Yesterday I accompanied somebody to the local hospital. It involved spending a lot of time sat in the out-patients waiting room. If you ever have to spend time in a hospital waiting room please do not read the notices on the walls. Stare at the floor or ceiling or bury your face in a 1999 copy of National Geographic that you'll find on a formica table. The notices could quite easily induce a frightening level of paranoia.
To give you a flavour I saw Vera Duckworth on one poster informing me to be careful if I get out of breath when walking, it's probably not age or lack of fitness, it's probably emphysema. Another warned me that if my pee has changed colour, or I'm peeing more than usual, I probably have bladder cancer. There was another regarding my pee that warned I might have prostate cancer. At least the ones warning me I might have bowel cancer used the words 'stool' and 'faeces' rather than 'poo'. I was also invited to an information session on drug and alcohol abuse, warning me that if I drink more than so many units of alcohol a week I'm probably dying of cirrhosis. Yet another warned me that if I have a pint then drive I will kill a child.
The problem is that the nanny state behaving like this doesn't exactly put patients at ease when they sit reading all this just before seeing a doctor, especially when they are pretty nervous in the first place. Strangely there wasn't a notice about paranoia or hypochondria.
I couldn't help wondering how much all this crap costs. Money that could be spent cutting waiting lists or, in our case, just getting the local NHS Trust up to an acceptable standard as it is currently 'in crisis'.
4 comments:
This certainly strikes a chord with me, and not just in relation to health.
Communications from the Inland Revenue used to be precise and clear, without ambiguity.
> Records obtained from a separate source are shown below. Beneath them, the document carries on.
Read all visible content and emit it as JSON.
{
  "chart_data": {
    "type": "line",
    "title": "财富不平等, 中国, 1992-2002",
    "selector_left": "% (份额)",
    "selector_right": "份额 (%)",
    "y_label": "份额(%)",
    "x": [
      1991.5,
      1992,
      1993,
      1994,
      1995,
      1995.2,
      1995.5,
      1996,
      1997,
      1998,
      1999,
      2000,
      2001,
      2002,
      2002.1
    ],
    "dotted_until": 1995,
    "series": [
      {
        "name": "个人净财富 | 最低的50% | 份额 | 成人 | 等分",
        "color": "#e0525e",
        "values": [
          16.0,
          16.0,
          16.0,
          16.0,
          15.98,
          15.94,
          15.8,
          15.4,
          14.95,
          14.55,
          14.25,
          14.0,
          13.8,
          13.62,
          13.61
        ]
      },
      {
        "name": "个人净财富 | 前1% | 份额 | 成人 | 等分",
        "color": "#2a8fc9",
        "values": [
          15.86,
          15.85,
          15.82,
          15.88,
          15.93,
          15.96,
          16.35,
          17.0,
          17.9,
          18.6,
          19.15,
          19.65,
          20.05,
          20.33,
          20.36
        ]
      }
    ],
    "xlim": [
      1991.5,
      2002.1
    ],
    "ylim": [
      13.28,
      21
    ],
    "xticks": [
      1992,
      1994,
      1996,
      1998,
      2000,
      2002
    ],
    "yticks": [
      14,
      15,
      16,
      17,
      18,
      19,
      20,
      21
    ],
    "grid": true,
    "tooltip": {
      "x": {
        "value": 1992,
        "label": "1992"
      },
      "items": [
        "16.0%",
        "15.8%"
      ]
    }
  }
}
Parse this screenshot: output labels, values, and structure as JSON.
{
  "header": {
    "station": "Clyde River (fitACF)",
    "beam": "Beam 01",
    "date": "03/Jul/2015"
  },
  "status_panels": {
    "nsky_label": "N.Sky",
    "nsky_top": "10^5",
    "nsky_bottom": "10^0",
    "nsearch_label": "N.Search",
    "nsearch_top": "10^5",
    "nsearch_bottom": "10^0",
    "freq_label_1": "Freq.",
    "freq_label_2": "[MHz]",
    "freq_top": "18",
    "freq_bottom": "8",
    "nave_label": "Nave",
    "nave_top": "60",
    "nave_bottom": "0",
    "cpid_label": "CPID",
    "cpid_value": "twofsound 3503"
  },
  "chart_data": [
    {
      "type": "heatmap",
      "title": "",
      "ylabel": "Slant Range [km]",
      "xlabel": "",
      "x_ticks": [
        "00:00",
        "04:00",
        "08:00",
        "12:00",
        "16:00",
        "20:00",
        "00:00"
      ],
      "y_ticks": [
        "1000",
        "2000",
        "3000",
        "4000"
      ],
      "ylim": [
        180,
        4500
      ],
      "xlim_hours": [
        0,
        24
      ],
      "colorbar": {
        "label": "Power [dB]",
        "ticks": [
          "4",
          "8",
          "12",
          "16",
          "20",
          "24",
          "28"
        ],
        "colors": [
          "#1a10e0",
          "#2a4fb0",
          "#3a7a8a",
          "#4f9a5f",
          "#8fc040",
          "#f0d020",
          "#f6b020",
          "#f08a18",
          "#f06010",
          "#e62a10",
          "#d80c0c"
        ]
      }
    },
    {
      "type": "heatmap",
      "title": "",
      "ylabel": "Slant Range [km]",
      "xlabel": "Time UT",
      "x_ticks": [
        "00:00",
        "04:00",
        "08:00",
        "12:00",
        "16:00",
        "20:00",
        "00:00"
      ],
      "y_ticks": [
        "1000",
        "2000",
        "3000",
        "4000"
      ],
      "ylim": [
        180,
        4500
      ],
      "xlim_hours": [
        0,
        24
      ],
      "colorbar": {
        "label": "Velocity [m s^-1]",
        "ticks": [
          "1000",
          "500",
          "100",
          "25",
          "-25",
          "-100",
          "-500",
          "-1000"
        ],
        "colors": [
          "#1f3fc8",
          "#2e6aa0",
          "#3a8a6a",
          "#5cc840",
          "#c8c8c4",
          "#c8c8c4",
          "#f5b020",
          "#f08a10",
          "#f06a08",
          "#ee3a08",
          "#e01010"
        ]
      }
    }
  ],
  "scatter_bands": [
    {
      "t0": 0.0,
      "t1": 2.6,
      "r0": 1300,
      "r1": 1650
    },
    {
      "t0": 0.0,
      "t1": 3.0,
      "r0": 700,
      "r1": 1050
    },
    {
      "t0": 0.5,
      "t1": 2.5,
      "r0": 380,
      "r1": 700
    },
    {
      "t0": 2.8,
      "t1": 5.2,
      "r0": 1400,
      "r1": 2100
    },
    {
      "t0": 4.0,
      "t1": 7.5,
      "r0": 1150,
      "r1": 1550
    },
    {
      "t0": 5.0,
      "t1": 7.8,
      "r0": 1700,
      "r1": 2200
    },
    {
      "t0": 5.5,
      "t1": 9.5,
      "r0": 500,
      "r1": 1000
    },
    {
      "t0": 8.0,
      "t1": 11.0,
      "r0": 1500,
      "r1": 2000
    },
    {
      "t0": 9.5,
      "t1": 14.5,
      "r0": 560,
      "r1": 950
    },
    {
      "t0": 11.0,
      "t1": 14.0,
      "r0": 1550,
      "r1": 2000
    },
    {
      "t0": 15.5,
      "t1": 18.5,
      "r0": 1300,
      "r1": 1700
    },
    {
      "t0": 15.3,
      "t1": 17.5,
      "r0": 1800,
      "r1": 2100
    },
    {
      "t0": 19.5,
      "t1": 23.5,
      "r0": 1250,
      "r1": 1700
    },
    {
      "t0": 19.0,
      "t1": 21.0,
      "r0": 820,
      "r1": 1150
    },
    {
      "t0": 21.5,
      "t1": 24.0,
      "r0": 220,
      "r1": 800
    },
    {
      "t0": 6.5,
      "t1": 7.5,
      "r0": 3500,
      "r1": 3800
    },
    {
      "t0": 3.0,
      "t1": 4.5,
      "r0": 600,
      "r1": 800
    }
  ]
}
Now their letters and booklets are written in baby-talk so imprecise that I have to write to some official for clarification.
As to hospital out-patients notices, a poster in hospitals here in Poland shows a handsome, happy old man, after the style of Maurice Chevalier. He is saying (toned down somewhat for a family blog), "I can be potent whenever I want to be. If you can't, talk to a urologist."
We're more positive here.
We are so self-obsessed now Chris. But it's ironic that they are seemingly obsessed with our health, but want to bring in euthanasia and 'assisted suicide', which isn't actually suicide by my understanding.
Poland sounds much more reasonable. I would clear off back to Latin America tomorrow if my beloved fancied it too.
The trouble is we hate the nanny state - but then blame it for not looking after us...
BUt we are a nation of whiners and whingers... QED.
Speak for yourself Anonymous. I don't want the state to look after me, I'm a big boy who can look after himself.
'A nation of whiners and whingers' eh? Again, speak for yourself. If you accused any other whole nation of something like that you'd be accused of xenophobia at best, racism at worst.
Could you explain your use of 'QED'? It doesn't seem applicable to your comment.